2. Gather as much evidence as possible so that you can file a complaint.
3. Retain hard drives or make a full copy of data before it’s too late.
4. Identify anything that has been destroyed or copied.
5. Of course contact your server hosting company to take the appropriate measures.
6. Once the threat has been averted and the machine is secured, correct the flaw. For this, we advise you to go through professionals.

What are the consequences for notary firms?

The consequences of cyberattacks are numerous, it can be financial, reputational or even legal.

As far as the financial consequences are concerned, the average cost of a cyberattack for an SME is between €20,000 and €50,000. For large companies, the figure is several hundred thousand euros.
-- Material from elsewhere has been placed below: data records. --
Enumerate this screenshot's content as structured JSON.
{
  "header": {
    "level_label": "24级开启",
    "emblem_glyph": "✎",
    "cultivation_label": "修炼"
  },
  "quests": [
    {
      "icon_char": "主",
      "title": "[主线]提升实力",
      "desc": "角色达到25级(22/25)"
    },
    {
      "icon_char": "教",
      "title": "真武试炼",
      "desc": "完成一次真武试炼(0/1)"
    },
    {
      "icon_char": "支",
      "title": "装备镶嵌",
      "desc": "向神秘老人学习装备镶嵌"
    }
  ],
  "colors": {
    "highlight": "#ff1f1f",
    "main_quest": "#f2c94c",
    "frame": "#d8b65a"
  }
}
In reputational terms this can be a real disaster. A company that has suffered a cyberattack, and even more so with a proven data leak, will be seen as vulnerable, lacking sufficient IT security and data protection for its customers.

Since 2016, companies have been obliged to comply with the guidelines of the General Data Protection Regulation (GDPR). Companies are required to adequately protect the informations provided by customers. Data leaks and non-compliance with this European law expose the company to heavy penalties of up to 20 million euros or 4% of annual turnover. Also, be aware that the courts will not be in your favor if you expose your customer’s data to cybercriminals.

What to conclude ?

Attacks affecting companies processing confidential and banking data have become increasingly frequent in recent years, leading to the creation, in the United States, of a service called the IC3 or Internet Crime Complaint Center which aims to deal cybercrime complaints.

Notary companies have now become a major target for hackers because they hold a lot of confidential and financial information such as bank details. This data is often exchanged simply by email and can be easily intercepted and diverted.

It is therefore becoming mandatory today for notary firms to have optimal IT security by having solutions to detect security breaches but also data leaks.

In addition, we recommend performing Pentest type audits on the whole computer system. These simulate attacks in real conditions and use advanced techniques to test the resistance of the system.